What else did they eat? Archaeologists discovered (food scraps found in the drains) remains of food that would have been widely available and inexpensive in ancient Italy, like grains, fruits (like this figs), olives, lentils, local fish, nuts and chicken eggs (real photo). They also uncovered evidence that really wealthy Pompeiians enjoyed a variety of exotic foods, some of which would have been imported from outside Italy, including sea urchins, flamingos and even the butchered leg joint of a giraffe. 


Famous fish sauce - garum helped establish the precise dating of Pompeii's destruction. Garum, made from fermenting fish in saltwater, was basically the ketchup of the ancient Romans. It boasted a much appreciated sweet and sour taste, and was used on almost on every dish, often substituting expensive salt. The last Pompeian garum was made entirely with bogues (known as boops boops), a Mediterranean fish species. The eruption froze the sauce right at the moment when the fish was left to macerate. No batches of finished garum were found, since the liquid evaporated in the heat from the eruption. Since bogues abounded in July and early August and ancient Roman recipes recommend leaving the fish to macerate for no longer than a month, we can say that the eruption occurred in late August-early September, a date which is totally compatible with Pliny's account. [left: broken amphora with almost finished garum found in factory in Pompeii]

What's not surprising ancient romans (studies made on the victims of eruption) had perfect teeth' thanks to healthy low-sugar diet. The inhabitants of Pompeii ate a lot of fruit and vegetables but very little sugar. They were strangers to toothbrushes or toothpaste, but their healthy diet meant that few of the Romans suffered from cavities. 

Romans loved to eat outside, small taverns (called Thermopolium) where it was possible to purchase ready-to-eat food. A typical thermopolium would consist of a small room with a distinctive masonry counter in the front.

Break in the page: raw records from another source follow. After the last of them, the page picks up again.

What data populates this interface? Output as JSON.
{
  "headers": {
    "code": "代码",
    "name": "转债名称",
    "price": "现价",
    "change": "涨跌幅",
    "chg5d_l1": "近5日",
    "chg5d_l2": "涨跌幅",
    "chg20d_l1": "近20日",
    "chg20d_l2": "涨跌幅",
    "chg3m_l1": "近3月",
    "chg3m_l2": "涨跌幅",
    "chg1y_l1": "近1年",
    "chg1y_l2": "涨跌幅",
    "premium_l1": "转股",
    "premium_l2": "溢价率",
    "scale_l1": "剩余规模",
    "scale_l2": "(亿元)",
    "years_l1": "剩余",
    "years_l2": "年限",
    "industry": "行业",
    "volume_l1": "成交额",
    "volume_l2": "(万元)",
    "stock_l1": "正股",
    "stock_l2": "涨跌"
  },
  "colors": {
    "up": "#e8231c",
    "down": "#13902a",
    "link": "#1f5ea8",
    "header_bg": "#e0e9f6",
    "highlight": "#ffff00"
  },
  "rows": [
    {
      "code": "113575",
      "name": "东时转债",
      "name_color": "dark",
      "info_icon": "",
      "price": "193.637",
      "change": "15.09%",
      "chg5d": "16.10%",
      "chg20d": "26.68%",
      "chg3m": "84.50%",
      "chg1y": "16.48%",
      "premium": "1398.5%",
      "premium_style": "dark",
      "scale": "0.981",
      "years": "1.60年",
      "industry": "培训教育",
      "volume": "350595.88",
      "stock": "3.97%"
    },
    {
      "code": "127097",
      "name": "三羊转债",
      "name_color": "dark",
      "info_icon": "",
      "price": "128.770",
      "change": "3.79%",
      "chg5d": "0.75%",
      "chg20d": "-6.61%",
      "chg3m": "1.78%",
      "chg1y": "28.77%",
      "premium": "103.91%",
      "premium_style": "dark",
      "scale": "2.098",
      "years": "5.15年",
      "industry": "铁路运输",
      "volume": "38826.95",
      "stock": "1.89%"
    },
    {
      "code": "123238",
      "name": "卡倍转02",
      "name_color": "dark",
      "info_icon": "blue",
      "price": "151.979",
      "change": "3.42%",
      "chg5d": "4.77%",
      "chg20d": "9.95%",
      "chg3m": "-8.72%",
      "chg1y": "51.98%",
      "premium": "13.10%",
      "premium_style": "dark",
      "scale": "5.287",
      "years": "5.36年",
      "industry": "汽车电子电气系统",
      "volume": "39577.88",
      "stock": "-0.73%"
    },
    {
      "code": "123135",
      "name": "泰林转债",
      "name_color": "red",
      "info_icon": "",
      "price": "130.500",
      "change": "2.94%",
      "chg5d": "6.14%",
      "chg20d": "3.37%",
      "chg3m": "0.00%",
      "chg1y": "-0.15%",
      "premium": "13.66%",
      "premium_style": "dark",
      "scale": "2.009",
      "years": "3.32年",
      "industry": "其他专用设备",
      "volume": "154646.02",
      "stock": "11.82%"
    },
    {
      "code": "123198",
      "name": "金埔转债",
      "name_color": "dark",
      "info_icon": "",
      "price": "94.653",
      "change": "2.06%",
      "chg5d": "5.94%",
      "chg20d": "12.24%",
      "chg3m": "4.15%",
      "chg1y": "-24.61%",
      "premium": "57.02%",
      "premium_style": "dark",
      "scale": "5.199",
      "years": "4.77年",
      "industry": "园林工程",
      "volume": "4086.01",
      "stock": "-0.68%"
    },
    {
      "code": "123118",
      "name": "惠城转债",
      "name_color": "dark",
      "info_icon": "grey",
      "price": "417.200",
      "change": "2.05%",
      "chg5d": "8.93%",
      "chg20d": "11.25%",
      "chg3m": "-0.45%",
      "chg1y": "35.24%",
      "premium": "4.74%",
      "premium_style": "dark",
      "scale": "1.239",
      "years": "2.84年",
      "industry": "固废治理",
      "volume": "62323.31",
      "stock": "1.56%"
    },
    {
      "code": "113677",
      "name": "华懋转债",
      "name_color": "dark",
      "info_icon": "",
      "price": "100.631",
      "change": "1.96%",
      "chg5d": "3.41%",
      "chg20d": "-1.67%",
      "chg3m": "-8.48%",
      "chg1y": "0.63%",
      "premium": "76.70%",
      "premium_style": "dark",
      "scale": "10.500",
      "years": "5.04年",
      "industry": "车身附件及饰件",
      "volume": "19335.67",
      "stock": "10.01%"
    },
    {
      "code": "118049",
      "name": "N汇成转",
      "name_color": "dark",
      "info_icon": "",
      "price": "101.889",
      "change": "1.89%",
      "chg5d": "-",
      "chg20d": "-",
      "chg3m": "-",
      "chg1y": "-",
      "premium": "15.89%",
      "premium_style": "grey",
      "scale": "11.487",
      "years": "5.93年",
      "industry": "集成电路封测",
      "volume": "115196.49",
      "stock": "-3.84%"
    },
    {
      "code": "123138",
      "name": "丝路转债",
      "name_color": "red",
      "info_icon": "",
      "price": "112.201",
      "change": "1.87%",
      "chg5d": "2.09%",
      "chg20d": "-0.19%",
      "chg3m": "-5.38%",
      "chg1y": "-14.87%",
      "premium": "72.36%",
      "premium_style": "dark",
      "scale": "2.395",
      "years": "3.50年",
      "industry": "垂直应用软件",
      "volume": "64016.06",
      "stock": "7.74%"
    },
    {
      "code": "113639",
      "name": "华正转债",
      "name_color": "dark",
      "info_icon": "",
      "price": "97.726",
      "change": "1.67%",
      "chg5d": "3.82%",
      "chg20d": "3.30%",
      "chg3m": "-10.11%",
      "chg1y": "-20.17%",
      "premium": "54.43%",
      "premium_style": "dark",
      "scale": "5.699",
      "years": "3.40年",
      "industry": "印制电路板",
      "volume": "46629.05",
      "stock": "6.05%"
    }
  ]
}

Embedded in this counter were earthenware jars (called dolia) used to store dried food like nuts (hot food would have required the dolia to be cleaned out after use, and because they are embedded in the counter, it is believed that they were not used to store hot food, but rather dried food where cleaning wouldn't be necessary). In Pompeii we have found 150 of them
In the months after Vesuvius’ eruption, a lot of Pompeiians came back to dig through the ash and see what they could recover. The Emperor Titus declared Pompeii an emergency zone and offered financial assistance for cleanup and recovery. But the buried towns were beyond salvaging. “When this wasteland regains its green,” wrote the Roman poet Statius not long after the eruption, “will men believe that cities and peoples lie beneath?” Eventually, the towns were dropped from local maps. Within a few centuries, settlers had repopulated the empty terrain, unconcerned with what lay below. They planted grapevines and olive trees in the fertile black soil.